Telegram is a cloud-based instant messaging and voice-over IP service. As of December 2023, Telegram has 700 million monthly active users.
Telegram provides end-to-end encrypted calls and optional “secret” chats between two online users on smartphone clients. However, the desktop clients (excluding macOS clients) do not feature end-to-end encryption, nor is end-to-end encryption available for groups, supergroups, or channels. Telegram has defended the lack of ubiquitous end-to-end encryption by claiming that online backups that do not use client-side encryption are “the most secure solution currently possible’.
How To Protect Your Telegram Account
- Enable two-factor account authentication. It’s not a silver bullet, but it will make stealing your account harder.
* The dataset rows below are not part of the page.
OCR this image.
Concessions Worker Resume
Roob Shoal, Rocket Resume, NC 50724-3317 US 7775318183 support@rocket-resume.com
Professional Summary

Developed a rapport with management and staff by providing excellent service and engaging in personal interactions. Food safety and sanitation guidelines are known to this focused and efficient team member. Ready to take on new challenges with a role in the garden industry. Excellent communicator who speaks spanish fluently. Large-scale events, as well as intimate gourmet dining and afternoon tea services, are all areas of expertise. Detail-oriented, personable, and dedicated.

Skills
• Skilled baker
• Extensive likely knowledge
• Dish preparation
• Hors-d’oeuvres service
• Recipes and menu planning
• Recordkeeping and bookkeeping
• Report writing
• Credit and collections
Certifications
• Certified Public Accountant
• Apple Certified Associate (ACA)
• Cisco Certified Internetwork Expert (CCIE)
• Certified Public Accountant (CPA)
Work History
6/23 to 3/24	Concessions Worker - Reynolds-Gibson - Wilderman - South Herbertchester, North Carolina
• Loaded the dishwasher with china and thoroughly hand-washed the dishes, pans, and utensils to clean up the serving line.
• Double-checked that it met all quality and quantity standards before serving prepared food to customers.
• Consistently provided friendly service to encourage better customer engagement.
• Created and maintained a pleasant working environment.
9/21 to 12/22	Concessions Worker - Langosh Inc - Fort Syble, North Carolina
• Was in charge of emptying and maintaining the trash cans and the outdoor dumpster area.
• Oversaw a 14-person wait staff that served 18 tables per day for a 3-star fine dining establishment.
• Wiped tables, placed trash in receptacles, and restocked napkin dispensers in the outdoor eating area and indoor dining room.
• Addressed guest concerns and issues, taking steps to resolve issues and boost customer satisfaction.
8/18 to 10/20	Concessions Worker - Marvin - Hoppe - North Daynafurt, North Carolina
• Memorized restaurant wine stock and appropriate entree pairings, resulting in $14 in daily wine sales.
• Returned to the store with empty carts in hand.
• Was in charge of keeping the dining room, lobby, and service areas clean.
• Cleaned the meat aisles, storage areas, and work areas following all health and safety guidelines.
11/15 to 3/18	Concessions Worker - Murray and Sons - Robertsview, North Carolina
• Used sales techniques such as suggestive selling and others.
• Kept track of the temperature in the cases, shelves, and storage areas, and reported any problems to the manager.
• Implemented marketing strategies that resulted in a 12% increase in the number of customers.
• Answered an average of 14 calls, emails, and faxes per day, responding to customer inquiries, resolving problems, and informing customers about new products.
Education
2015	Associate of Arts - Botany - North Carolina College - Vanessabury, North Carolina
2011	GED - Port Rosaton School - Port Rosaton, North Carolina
- Be wary of messages from accounts that are not in your address book, and don’t follow suspicious links. Telegram administrator accounts have verification badges in the account information. If you receive a message supposedly from Telegram, but there is no such badge, it’s a scam. Another telltale sign is if Telegram prompts you about marking the message as spam. Obviously, the service won’t detect a message from itself as spam.
Official Telegram accounts have badges, fake accounts do not
- Before entering personal info on any Web page, check that the connection is secure, and take a close look at the domain name of the page in the address bar. In this case, it should be telegram.org, not telegram-antispam.org, antispam-verification.com, or any such variant.
- Install a security solution with antiphishing capability on every device that permits it.